La historia es de sobra conocida a estas alturas: un chico de veinte años se inventa un brutal ataque que incluye encapuchados, referencias al anticristo, insultos homófobos y la palabra ‘maricón’ grabada a cuchillo en una nalga, lo único real de la denuncia del joven. Y todo para justificar ante su pareja una sesión de sexo duro que se le fue de las manos y en la que acabó con la citada inscripción en el trasero, que él consintió, según confesó tres días después. Lo que no esperaba el denunciante es que su patraña trascendería a los medios de comunicación que, lejos de mantener la prudencia debida ante una noticia que tenía trazas de abracadabrante desde el primer momento, promovieron campañas y hasta elaboraron inflamados y sobreactuados relatos de oscuros portales y grupos de cazadores de gays que patrullan las calles más céntricas de Madrid, a imagen y semejanza de Alex y sus colegas en La naranja mecánica. Repasen algunos diarios, porque hay piezas antológicas.

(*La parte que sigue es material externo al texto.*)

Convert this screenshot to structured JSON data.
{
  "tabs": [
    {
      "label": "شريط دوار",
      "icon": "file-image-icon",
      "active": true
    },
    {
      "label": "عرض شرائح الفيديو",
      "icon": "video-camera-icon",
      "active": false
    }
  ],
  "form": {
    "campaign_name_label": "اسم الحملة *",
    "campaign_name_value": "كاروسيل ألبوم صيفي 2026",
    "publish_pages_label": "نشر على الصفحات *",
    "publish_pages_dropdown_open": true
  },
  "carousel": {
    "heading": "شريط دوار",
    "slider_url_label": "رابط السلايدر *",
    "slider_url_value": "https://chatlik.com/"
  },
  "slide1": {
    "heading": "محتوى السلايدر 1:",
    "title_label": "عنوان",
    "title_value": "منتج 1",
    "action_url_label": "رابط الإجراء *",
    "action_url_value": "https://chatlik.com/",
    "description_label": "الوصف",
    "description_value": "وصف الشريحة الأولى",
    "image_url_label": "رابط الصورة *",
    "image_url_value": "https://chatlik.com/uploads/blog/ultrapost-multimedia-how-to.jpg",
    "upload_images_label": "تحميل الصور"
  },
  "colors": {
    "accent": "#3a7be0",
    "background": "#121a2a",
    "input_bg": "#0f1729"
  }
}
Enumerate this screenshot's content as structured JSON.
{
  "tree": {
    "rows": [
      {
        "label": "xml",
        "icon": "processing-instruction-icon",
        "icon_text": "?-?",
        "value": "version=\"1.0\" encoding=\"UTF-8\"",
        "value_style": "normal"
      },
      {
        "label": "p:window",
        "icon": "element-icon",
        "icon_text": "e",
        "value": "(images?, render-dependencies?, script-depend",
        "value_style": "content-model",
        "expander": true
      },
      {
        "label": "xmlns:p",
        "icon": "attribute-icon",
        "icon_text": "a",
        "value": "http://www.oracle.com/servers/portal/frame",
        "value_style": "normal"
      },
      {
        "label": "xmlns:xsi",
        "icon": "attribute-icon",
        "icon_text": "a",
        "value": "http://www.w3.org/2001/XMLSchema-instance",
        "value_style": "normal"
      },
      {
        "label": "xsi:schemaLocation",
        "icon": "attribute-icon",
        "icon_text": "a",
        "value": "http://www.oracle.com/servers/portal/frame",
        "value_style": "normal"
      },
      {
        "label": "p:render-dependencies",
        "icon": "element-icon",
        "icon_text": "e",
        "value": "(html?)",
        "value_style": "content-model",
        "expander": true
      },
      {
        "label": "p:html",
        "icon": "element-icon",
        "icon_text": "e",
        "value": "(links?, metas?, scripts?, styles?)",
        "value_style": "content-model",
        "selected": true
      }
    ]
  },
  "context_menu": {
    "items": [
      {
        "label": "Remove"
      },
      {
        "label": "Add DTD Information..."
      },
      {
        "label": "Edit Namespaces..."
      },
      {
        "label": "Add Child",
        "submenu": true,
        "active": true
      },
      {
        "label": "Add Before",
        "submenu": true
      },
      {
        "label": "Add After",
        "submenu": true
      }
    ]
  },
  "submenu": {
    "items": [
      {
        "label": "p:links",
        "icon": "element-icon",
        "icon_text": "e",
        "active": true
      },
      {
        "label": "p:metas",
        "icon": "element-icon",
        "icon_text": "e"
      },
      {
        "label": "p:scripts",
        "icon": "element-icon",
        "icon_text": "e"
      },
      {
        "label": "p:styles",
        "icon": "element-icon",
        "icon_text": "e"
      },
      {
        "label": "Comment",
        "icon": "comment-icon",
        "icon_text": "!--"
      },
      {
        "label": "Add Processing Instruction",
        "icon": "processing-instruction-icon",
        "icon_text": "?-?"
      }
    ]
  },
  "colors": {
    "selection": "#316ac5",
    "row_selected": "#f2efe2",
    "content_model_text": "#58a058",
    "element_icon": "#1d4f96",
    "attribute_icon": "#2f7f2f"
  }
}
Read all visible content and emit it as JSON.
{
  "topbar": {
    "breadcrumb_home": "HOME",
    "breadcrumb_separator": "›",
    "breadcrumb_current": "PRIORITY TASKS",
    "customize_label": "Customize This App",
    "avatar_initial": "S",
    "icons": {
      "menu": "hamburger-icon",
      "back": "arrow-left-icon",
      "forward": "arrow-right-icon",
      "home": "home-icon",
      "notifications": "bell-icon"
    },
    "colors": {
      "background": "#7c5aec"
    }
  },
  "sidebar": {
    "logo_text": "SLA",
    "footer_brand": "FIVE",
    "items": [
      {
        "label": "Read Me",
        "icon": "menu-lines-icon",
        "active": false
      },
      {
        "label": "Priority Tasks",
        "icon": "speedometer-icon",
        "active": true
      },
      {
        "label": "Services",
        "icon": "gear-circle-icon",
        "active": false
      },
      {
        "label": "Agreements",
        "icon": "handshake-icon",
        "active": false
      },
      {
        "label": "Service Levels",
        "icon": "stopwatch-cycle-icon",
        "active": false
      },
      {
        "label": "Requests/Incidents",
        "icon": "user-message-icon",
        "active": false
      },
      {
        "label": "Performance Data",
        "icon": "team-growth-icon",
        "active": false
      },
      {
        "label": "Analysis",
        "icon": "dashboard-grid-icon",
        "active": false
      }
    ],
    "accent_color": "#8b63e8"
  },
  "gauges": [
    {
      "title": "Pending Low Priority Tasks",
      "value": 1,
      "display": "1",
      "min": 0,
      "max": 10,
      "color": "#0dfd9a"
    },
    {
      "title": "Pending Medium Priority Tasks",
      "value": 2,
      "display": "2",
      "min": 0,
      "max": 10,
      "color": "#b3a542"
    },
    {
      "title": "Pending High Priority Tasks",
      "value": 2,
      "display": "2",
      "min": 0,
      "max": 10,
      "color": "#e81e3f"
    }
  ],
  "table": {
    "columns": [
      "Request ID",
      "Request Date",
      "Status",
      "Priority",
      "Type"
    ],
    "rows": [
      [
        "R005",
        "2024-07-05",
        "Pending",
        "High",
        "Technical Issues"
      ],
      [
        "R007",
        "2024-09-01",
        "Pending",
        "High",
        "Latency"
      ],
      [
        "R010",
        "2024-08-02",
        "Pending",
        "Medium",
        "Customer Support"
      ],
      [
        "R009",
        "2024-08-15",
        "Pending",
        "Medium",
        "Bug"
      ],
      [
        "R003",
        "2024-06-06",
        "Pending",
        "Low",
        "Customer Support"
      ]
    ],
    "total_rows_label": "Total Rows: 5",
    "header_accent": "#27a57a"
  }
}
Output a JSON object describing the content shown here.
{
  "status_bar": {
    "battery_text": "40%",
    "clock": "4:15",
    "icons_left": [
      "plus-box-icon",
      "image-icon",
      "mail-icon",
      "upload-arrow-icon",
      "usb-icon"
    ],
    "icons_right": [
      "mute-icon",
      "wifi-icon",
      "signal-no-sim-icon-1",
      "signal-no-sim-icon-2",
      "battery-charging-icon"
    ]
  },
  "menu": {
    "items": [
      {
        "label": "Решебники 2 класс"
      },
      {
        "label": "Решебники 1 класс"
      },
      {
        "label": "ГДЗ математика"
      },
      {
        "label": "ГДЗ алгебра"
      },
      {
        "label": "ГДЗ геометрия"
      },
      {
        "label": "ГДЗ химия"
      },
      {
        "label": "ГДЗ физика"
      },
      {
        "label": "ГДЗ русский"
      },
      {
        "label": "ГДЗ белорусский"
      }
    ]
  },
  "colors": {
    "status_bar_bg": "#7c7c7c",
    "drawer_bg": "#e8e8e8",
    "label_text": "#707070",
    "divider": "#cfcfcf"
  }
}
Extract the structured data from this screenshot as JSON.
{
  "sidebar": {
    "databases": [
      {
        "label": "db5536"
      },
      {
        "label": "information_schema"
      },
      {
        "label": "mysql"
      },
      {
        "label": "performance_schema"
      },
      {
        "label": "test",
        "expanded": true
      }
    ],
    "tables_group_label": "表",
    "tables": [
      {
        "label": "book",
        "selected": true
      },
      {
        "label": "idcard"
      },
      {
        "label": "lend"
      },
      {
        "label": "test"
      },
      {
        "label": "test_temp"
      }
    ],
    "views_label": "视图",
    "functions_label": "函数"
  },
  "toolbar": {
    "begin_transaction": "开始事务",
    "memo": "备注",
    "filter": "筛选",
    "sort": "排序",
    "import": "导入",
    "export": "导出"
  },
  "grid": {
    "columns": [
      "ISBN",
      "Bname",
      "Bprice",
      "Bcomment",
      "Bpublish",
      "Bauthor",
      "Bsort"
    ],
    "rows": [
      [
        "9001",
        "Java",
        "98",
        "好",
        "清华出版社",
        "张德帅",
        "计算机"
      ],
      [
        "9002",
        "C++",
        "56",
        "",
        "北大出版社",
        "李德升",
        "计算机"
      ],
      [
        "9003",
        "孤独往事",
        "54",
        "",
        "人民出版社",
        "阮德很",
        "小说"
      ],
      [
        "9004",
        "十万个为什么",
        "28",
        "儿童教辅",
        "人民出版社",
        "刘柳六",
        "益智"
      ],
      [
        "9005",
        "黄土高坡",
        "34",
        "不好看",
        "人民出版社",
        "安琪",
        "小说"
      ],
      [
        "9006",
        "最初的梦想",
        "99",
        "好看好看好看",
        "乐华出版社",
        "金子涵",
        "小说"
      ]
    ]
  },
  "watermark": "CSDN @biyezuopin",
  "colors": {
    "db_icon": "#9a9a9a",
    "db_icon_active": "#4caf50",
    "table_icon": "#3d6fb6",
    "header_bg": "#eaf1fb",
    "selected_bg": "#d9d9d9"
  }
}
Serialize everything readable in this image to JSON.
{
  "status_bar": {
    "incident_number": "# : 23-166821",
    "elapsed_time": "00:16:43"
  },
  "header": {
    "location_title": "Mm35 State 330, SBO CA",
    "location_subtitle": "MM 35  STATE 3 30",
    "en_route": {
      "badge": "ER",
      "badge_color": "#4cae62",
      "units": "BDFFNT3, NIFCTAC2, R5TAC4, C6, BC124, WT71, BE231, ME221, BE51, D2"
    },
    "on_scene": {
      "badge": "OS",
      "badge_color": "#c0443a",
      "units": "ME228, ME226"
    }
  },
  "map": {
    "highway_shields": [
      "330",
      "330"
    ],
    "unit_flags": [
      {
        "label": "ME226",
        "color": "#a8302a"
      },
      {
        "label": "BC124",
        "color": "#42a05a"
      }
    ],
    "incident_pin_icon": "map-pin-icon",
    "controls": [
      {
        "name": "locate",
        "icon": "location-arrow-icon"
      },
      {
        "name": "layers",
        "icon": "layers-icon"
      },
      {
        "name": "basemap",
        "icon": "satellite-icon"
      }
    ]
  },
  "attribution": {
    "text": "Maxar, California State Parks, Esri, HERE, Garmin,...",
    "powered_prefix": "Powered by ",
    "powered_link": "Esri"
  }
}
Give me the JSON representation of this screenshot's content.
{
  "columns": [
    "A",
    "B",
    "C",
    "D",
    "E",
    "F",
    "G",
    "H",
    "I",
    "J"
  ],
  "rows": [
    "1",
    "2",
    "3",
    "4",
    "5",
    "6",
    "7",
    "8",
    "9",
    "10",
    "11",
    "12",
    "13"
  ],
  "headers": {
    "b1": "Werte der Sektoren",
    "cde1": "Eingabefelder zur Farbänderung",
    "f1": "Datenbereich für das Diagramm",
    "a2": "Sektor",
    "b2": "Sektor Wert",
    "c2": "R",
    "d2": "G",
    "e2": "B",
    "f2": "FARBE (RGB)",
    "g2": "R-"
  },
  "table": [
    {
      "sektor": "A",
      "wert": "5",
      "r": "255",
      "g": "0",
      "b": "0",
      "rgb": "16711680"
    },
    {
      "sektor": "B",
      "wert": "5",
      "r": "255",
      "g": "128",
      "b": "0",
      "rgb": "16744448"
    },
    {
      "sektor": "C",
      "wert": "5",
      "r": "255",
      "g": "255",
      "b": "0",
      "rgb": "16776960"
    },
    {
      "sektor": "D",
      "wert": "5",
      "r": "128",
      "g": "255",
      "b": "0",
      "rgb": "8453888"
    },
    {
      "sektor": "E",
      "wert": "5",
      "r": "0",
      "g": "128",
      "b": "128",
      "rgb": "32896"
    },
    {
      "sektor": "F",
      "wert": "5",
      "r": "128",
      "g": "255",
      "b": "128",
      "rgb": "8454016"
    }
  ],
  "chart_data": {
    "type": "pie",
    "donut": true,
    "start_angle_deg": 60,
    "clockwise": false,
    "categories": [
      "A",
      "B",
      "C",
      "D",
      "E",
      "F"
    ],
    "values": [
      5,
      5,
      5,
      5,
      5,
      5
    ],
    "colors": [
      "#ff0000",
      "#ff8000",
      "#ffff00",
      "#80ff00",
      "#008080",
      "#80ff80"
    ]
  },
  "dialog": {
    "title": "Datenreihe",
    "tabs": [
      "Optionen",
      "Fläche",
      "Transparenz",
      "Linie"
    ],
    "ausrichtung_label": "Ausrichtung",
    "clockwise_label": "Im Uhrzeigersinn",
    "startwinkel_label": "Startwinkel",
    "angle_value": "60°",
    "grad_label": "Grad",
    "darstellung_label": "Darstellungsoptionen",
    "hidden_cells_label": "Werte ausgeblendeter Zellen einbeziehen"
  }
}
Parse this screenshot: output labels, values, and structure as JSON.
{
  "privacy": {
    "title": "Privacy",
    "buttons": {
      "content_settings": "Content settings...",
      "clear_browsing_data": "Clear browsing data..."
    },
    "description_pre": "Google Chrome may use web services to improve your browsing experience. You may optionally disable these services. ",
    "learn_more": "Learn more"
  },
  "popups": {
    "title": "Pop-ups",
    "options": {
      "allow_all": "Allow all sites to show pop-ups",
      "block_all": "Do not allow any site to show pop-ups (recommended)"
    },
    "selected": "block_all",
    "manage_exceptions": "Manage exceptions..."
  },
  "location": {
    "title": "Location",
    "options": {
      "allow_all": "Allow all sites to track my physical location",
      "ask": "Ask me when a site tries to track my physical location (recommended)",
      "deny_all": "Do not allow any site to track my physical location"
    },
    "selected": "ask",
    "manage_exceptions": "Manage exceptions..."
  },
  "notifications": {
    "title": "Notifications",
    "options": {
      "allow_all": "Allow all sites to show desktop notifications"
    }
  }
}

Lo que tampoco esperaba el denunciante es que políticos de todo signo se lanzasen al barro con su inventado ataque a modo de honda: “el partido que promueve el odio tiene la culpa”, “estos ataques son obra de inmigrantes”. En lugar de dejar trabajar a la Policía nuestros representantes emprendieron una alocada carrera para ver quién escribía el tuit más definitivo, el lema más redondo. Lo habitual.

Y al mismo tiempo que esto sucedía, los agentes de la comisaría de Centro iban demoliendo el relato del chico. Ninguna cámara de la calle de la Palma grabó a ocho encapuchados, ni siquiera a un par de ellos. Ningún testigo los vio. El denunciante dijo que había echado a lavar la ropa que llevaba puesta en el momento de la agresión. La historia se iba derrumbando mientras los hashtags seguían creciendo en las redes, los medios de comunicación emitían la alerta antihomofóbica y los políticos arrimaban el ascua a su sardina y seguían manoseando el suceso.

Finalmente, el miércoles el denunciante se derrumbó y derrotó. Contó la verdad a los agentes de Centro y les dijo que se sinceraba para que “la comunidad LGTBI esté tranquila y sepa que Malasaña es un barrio seguro para ellos”.

Y ahora, ¿qué hacemos? ¿Rectificar? ¿Mantener un prudente silencio? Ya habrán comprobado ustedes que ninguna de las dos cosas. Ni siquiera creo que se haya aprendido la lección y en estos tiempos de reacciones inmediatas y poco meditadas la historia se repetirá bien pronto. Una falsa denuncia, en efecto, no anula un problema real, el aumento de denuncias por ataques homófobos. Pero ese incremento no quiere decir que Madrid o cualquier otro lugar de España sea el escenario por el que campan bandas dedicadas a la caza del gay. Tampoco una o media docena de agresiones sexuales o de robos protagonizados por extranjeros convierten nuestro país en el edén de la delincuencia foránea, tal y como sostienen algunos. Más les valdría a unos y a otros apartar sus manos de los sucesos, de los hechos delictivos, y dejar trabajar a las fuerzas de seguridad. Eso y dotarlos de las herramientas legales necesarias en lugar de perder el tiempo pensando en el siguiente tuit.